Interestingly some readable information on the boarding pass itself, a reference number (BEG4AP) is not in the barcode. This however is the one piece of info, in combination with my name, that could be used before a flight, e.g. to change seating. So here the boarding pass contains more information than the barcode on it.
Let’s look at another boarding pass, a mobile boarding pass from another part of the same trip, Paris to Belgrade a few days earlier.
Scanning the QR-code reveals
M1ZIJLSTRA/A E6Y933Y CDGBEGJU 0315 338Y014C0002
What is noticable is that it does not give my first name (it does on the boarding pass itself) and it mentions a different airline and flight number (JU 0315) than the boarding pass itself (AF6292).
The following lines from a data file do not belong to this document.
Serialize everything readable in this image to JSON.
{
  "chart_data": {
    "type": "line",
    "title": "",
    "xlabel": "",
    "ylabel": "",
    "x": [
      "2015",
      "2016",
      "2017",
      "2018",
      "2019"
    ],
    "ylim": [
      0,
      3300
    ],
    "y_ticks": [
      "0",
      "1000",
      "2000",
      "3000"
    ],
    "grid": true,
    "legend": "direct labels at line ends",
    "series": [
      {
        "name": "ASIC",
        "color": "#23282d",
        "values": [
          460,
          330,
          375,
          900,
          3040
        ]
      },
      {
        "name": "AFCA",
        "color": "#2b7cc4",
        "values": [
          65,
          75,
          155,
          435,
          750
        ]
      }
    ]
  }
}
This because it was a code share with JU 0315 the ‘real’ flight carrier and number.
Here the barcode does contain one piece of information that isn’t on the boarding pass: the booking reference 6Y933Y. With it and my name one could change my bookings for the other parts of the trip (such as return flights), before they were made. Both the booking reference and PNR number on the other boarding pass are only useful before flights have taken place. As they are short, 6 positions, they get recycled quickly afterwards.
Other boarding passes I had
I have checked several other boarding passes I had,from various airlines and flights. A lot have the booking reference printed on it (e.g. Easyjet). I noticed that Lufthansa encodes my frequent flier number into the barcode, which is not always on the boarding pass (although often it is, Malaysia Airlines prints my freq flier number on the boarding pass). This too is one piece of information that might be used, in combination with the booking reference or a weak password or PIN-code to log into your frequent flyer account. Much depends on how ‘easy’ your airline makes it for ‘you’, and thus for others. KLM does not encode my frequent flier number as far as I can tell, but usually I don’t add my frequent flier number to my bookings at the point of booking.
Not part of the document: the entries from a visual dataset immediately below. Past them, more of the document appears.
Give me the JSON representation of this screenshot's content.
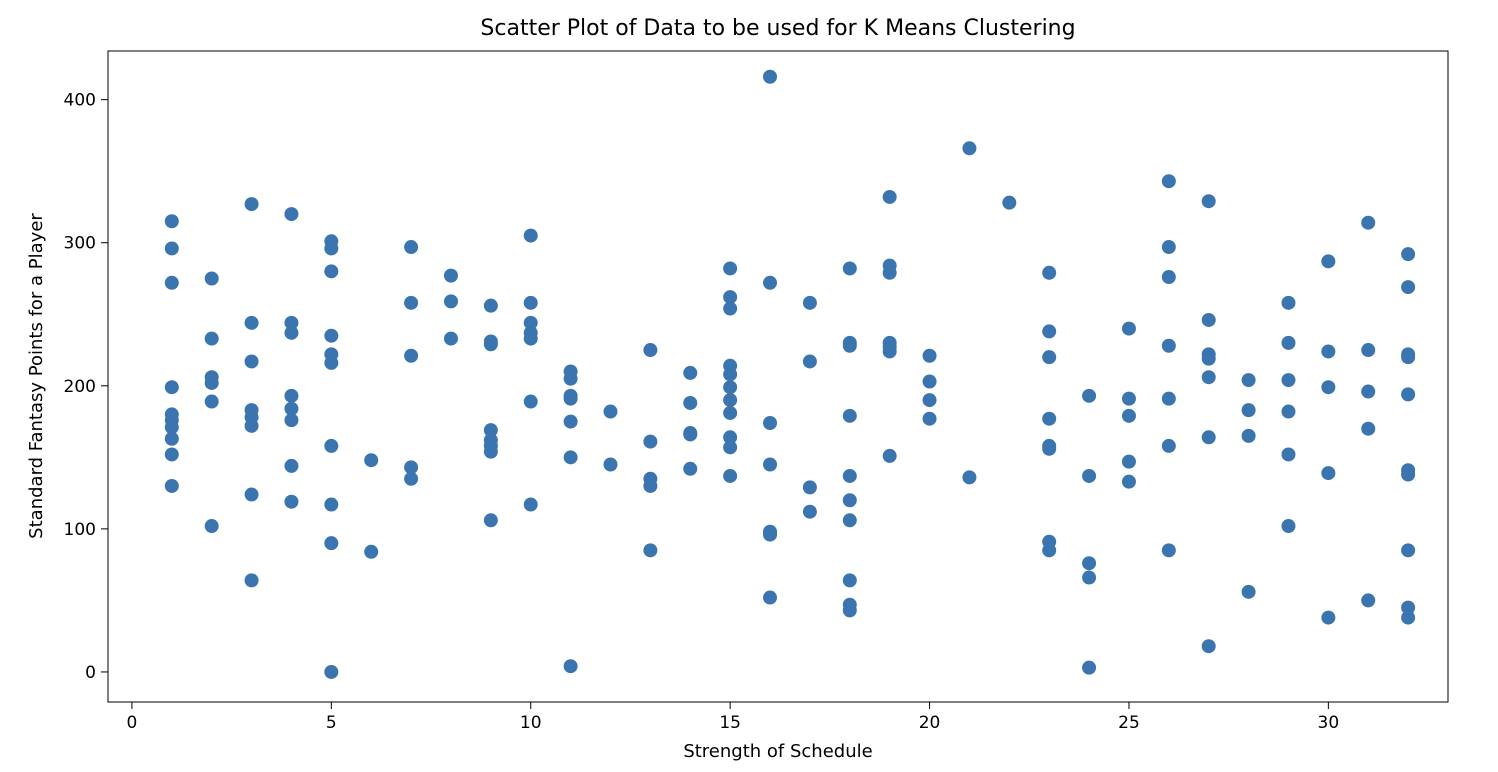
{
  "chart_data": {
    "type": "scatter",
    "title": "Scatter Plot of Data to be used for K Means Clustering",
    "xlabel": "Strength of Schedule",
    "ylabel": "Standard Fantasy Points for a Player",
    "xlim": [
      -0.6,
      33.0
    ],
    "ylim": [
      -21,
      434
    ],
    "xticks": [
      0,
      5,
      10,
      15,
      20,
      25,
      30
    ],
    "yticks": [
      0,
      100,
      200,
      300,
      400
    ],
    "grid": false,
    "marker_color": "#3a75b0",
    "points": [
      [
        1,
        315
      ],
      [
        1,
        296
      ],
      [
        1,
        272
      ],
      [
        1,
        199
      ],
      [
        1,
        180
      ],
      [
        1,
        176
      ],
      [
        1,
        171
      ],
      [
        1,
        163
      ],
      [
        1,
        152
      ],
      [
        1,
        130
      ],
      [
        2,
        275
      ],
      [
        2,
        233
      ],
      [
        2,
        206
      ],
      [
        2,
        202
      ],
      [
        2,
        189
      ],
      [
        2,
        102
      ],
      [
        3,
        327
      ],
      [
        3,
        244
      ],
      [
        3,
        217
      ],
      [
        3,
        183
      ],
      [
        3,
        178
      ],
      [
        3,
        172
      ],
      [
        3,
        124
      ],
      [
        3,
        64
      ],
      [
        4,
        320
      ],
      [
        4,
        244
      ],
      [
        4,
        237
      ],
      [
        4,
        193
      ],
      [
        4,
        184
      ],
      [
        4,
        176
      ],
      [
        4,
        144
      ],
      [
        4,
        119
      ],
      [
        5,
        301
      ],
      [
        5,
        296
      ],
      [
        5,
        280
      ],
      [
        5,
        235
      ],
      [
        5,
        222
      ],
      [
        5,
        216
      ],
      [
        5,
        158
      ],
      [
        5,
        117
      ],
      [
        5,
        90
      ],
      [
        5,
        0
      ],
      [
        6,
        148
      ],
      [
        6,
        84
      ],
      [
        7,
        297
      ],
      [
        7,
        258
      ],
      [
        7,
        221
      ],
      [
        7,
        143
      ],
      [
        7,
        135
      ],
      [
        8,
        277
      ],
      [
        8,
        259
      ],
      [
        8,
        233
      ],
      [
        9,
        256
      ],
      [
        9,
        231
      ],
      [
        9,
        229
      ],
      [
        9,
        169
      ],
      [
        9,
        162
      ],
      [
        9,
        158
      ],
      [
        9,
        154
      ],
      [
        9,
        106
      ],
      [
        10,
        305
      ],
      [
        10,
        258
      ],
      [
        10,
        244
      ],
      [
        10,
        237
      ],
      [
        10,
        233
      ],
      [
        10,
        189
      ],
      [
        10,
        117
      ],
      [
        11,
        210
      ],
      [
        11,
        205
      ],
      [
        11,
        193
      ],
      [
        11,
        191
      ],
      [
        11,
        175
      ],
      [
        11,
        150
      ],
      [
        11,
        4
      ],
      [
        12,
        182
      ],
      [
        12,
        145
      ],
      [
        13,
        225
      ],
      [
        13,
        161
      ],
      [
        13,
        135
      ],
      [
        13,
        130
      ],
      [
        13,
        85
      ],
      [
        14,
        209
      ],
      [
        14,
        188
      ],
      [
        14,
        167
      ],
      [
        14,
        166
      ],
      [
        14,
        142
      ],
      [
        15,
        282
      ],
      [
        15,
        262
      ],
      [
        15,
        254
      ],
      [
        15,
        214
      ],
      [
        15,
        208
      ],
      [
        15,
        199
      ],
      [
        15,
        190
      ],
      [
        15,
        181
      ],
      [
        15,
        164
      ],
      [
        15,
        157
      ],
      [
        15,
        137
      ],
      [
        16,
        416
      ],
      [
        16,
        272
      ],
      [
        16,
        174
      ],
      [
        16,
        145
      ],
      [
        16,
        98
      ],
      [
        16,
        96
      ],
      [
        16,
        52
      ],
      [
        17,
        258
      ],
      [
        17,
        217
      ],
      [
        17,
        129
      ],
      [
        17,
        112
      ],
      [
        18,
        282
      ],
      [
        18,
        230
      ],
      [
        18,
        228
      ],
      [
        18,
        179
      ],
      [
        18,
        137
      ],
      [
        18,
        120
      ],
      [
        18,
        106
      ],
      [
        18,
        64
      ],
      [
        18,
        47
      ],
      [
        18,
        43
      ],
      [
        19,
        332
      ],
      [
        19,
        284
      ],
      [
        19,
        279
      ],
      [
        19,
        230
      ],
      [
        19,
        227
      ],
      [
        19,
        224
      ],
      [
        19,
        151
      ],
      [
        20,
        221
      ],
      [
        20,
        203
      ],
      [
        20,
        190
      ],
      [
        20,
        177
      ],
      [
        21,
        366
      ],
      [
        21,
        136
      ],
      [
        22,
        328
      ],
      [
        23,
        279
      ],
      [
        23,
        238
      ],
      [
        23,
        220
      ],
      [
        23,
        177
      ],
      [
        23,
        158
      ],
      [
        23,
        156
      ],
      [
        23,
        91
      ],
      [
        23,
        85
      ],
      [
        24,
        193
      ],
      [
        24,
        137
      ],
      [
        24,
        76
      ],
      [
        24,
        66
      ],
      [
        24,
        3
      ],
      [
        25,
        240
      ],
      [
        25,
        191
      ],
      [
        25,
        179
      ],
      [
        25,
        147
      ],
      [
        25,
        133
      ],
      [
        26,
        343
      ],
      [
        26,
        297
      ],
      [
        26,
        276
      ],
      [
        26,
        228
      ],
      [
        26,
        191
      ],
      [
        26,
        158
      ],
      [
        26,
        85
      ],
      [
        27,
        329
      ],
      [
        27,
        246
      ],
      [
        27,
        222
      ],
      [
        27,
        219
      ],
      [
        27,
        206
      ],
      [
        27,
        164
      ],
      [
        27,
        18
      ],
      [
        28,
        204
      ],
      [
        28,
        183
      ],
      [
        28,
        165
      ],
      [
        28,
        56
      ],
      [
        29,
        258
      ],
      [
        29,
        230
      ],
      [
        29,
        204
      ],
      [
        29,
        182
      ],
      [
        29,
        152
      ],
      [
        29,
        102
      ],
      [
        30,
        287
      ],
      [
        30,
        224
      ],
      [
        30,
        199
      ],
      [
        30,
        139
      ],
      [
        30,
        38
      ],
      [
        31,
        314
      ],
      [
        31,
        225
      ],
      [
        31,
        196
      ],
      [
        31,
        170
      ],
      [
        31,
        50
      ],
      [
        32,
        292
      ],
      [
        32,
        269
      ],
      [
        32,
        222
      ],
      [
        32,
        220
      ],
      [
        32,
        194
      ],
      [
        32,
        141
      ],
      [
        32,
        138
      ],
      [
        32,
        85
      ],
      [
        32,
        45
      ],
      [
        32,
        38
      ]
    ]
  }
}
In summary, scanning your barcode does not expose ‘all your personal information’, usually just what is printed on your boarding pass already. Sometimes your booking reference is encoded and not on the boarding pass, and sometimes your frequent flier number is encoded and not on the boarding pass, But not always by far, often they are also printed on your boarding pass already.
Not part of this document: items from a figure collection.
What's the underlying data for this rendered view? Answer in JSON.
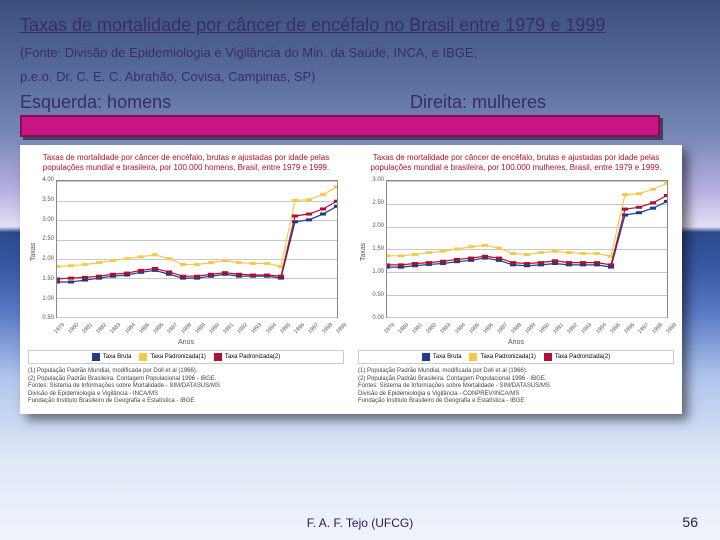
{
  "slide": {
    "title": "Taxas de mortalidade por câncer de encéfalo no Brasil entre 1979 e 1999",
    "source_line1": "(Fonte: Divisão de Epidemiologia e Vigilância do Min. da Saúde, INCA, e IBGE,",
    "source_line2": "p.e.o. Dr. C. E. C. Abrahão, Covisa, Campinas, SP)",
    "left_label": "Esquerda:   homens",
    "right_label": "Direita:   mulheres",
    "footer_center": "F. A. F. Tejo (UFCG)",
    "page_number": "56",
    "magenta_bar_color": "#c71585"
  },
  "chart_style": {
    "grid_color": "#c8c8c8",
    "axis_color": "#888888",
    "marker_size": 3,
    "line_width": 1.2,
    "title_color": "#b01030",
    "colors": {
      "bruta": "#223a8a",
      "pad1": "#f7c948",
      "pad2": "#b01030"
    },
    "background_color": "#ffffff"
  },
  "years": [
    1979,
    1980,
    1981,
    1982,
    1983,
    1984,
    1985,
    1986,
    1987,
    1988,
    1989,
    1990,
    1991,
    1992,
    1993,
    1994,
    1995,
    1996,
    1997,
    1998,
    1999
  ],
  "left_chart": {
    "type": "line",
    "title": "Taxas de mortalidade por câncer de encéfalo, brutas e ajustadas por idade pelas populações mundial e brasileira, por 100.000 homens, Brasil, entre 1979 e 1999.",
    "ylabel": "Taxas",
    "xlabel": "Anos",
    "ylim": [
      0.5,
      4.0
    ],
    "yticks": [
      0.5,
      1.0,
      1.5,
      2.0,
      2.5,
      3.0,
      3.5,
      4.0
    ],
    "series": {
      "bruta": [
        1.4,
        1.4,
        1.45,
        1.5,
        1.55,
        1.58,
        1.65,
        1.7,
        1.6,
        1.5,
        1.5,
        1.55,
        1.6,
        1.55,
        1.55,
        1.55,
        1.5,
        2.95,
        3.0,
        3.15,
        3.35
      ],
      "pad1": [
        1.8,
        1.82,
        1.85,
        1.9,
        1.95,
        2.0,
        2.05,
        2.1,
        2.0,
        1.85,
        1.85,
        1.9,
        1.95,
        1.9,
        1.88,
        1.88,
        1.8,
        3.5,
        3.52,
        3.65,
        3.85
      ],
      "pad2": [
        1.48,
        1.5,
        1.52,
        1.55,
        1.6,
        1.63,
        1.7,
        1.75,
        1.66,
        1.55,
        1.55,
        1.6,
        1.64,
        1.6,
        1.58,
        1.58,
        1.55,
        3.1,
        3.15,
        3.28,
        3.48
      ]
    },
    "legend": [
      {
        "key": "bruta",
        "label": "Taxa Bruta"
      },
      {
        "key": "pad1",
        "label": "Taxa Padronizada(1)"
      },
      {
        "key": "pad2",
        "label": "Taxa Padronizada(2)"
      }
    ],
    "footnotes": "(1) População Padrão Mundial, modificada por Doll et al (1966).\n(2) População Padrão Brasileira. Contagem Populacional 1996 - IBGE.\nFontes: Sistema de Informações sobre Mortalidade - SIM/DATASUS/MS\nDivisão de Epidemiologia e Vigilância - INCA/MS\nFundação Instituto Brasileiro de Geografia e Estatística - IBGE"
  },
  "right_chart": {
    "type": "line",
    "title": "Taxas de mortalidade por câncer de encéfalo, brutas e ajustadas por idade pelas populações mundial e brasileira, por 100.000 mulheres, Brasil, entre 1979 e 1999.",
    "ylabel": "Taxas",
    "xlabel": "Anos",
    "ylim": [
      0.0,
      3.0
    ],
    "yticks": [
      0.0,
      0.5,
      1.0,
      1.5,
      2.0,
      2.5,
      3.0
    ],
    "series": {
      "bruta": [
        1.1,
        1.1,
        1.13,
        1.16,
        1.18,
        1.22,
        1.25,
        1.3,
        1.25,
        1.15,
        1.13,
        1.15,
        1.18,
        1.15,
        1.15,
        1.15,
        1.1,
        2.25,
        2.3,
        2.4,
        2.55
      ],
      "pad1": [
        1.35,
        1.35,
        1.38,
        1.42,
        1.45,
        1.5,
        1.55,
        1.58,
        1.52,
        1.4,
        1.38,
        1.42,
        1.45,
        1.42,
        1.4,
        1.4,
        1.34,
        2.7,
        2.72,
        2.82,
        2.95
      ],
      "pad2": [
        1.15,
        1.15,
        1.18,
        1.2,
        1.23,
        1.27,
        1.3,
        1.34,
        1.3,
        1.2,
        1.18,
        1.2,
        1.24,
        1.2,
        1.2,
        1.2,
        1.15,
        2.38,
        2.42,
        2.52,
        2.68
      ]
    },
    "legend": [
      {
        "key": "bruta",
        "label": "Taxa Bruta"
      },
      {
        "key": "pad1",
        "label": "Taxa Padronizada(1)"
      },
      {
        "key": "pad2",
        "label": "Taxa Padronizada(2)"
      }
    ],
    "footnotes": "(1) População Padrão Mundial, modificada por Doll et al (1966).\n(2) População Padrão Brasileira. Contagem Populacional 1996 - IBGE.\nFontes: Sistema de Informações sobre Mortalidade - SIM/DATASUS/MS\nDivisão de Epidemiologia e Vigilância - CONPREV/INCA/MS\nFundação Instituto Brasileiro de Geografia e Estatística - IBGE"
  }
}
Booking references can potentially be used to change aspects of your flights, which is a risk if parts of your booking are still in the future (such as return flights). Frequent flier numbers can be used to attempt to login to your profile at the airline, which can be a risk if your account is only guarded with a PIN number or a weak password. The weakness there is in the airline’s website. [UPDATE Sept 2020: See Edward Hasbrouck’s post on the why/what of airline system’s vulnerabilities, and their lack of responsiveness in addressing it.
So throwing away your boarding passes only after your entire trip is generally a good idea. But not because of the barcodes per se, because of the information that is usually already readable on it (reference codes and frequent flier numbers).
Oh and of course if you post a boarding pass somewhere and have made some information invisible, then don’t forget to also make the barcode unscannable as it contains the same information.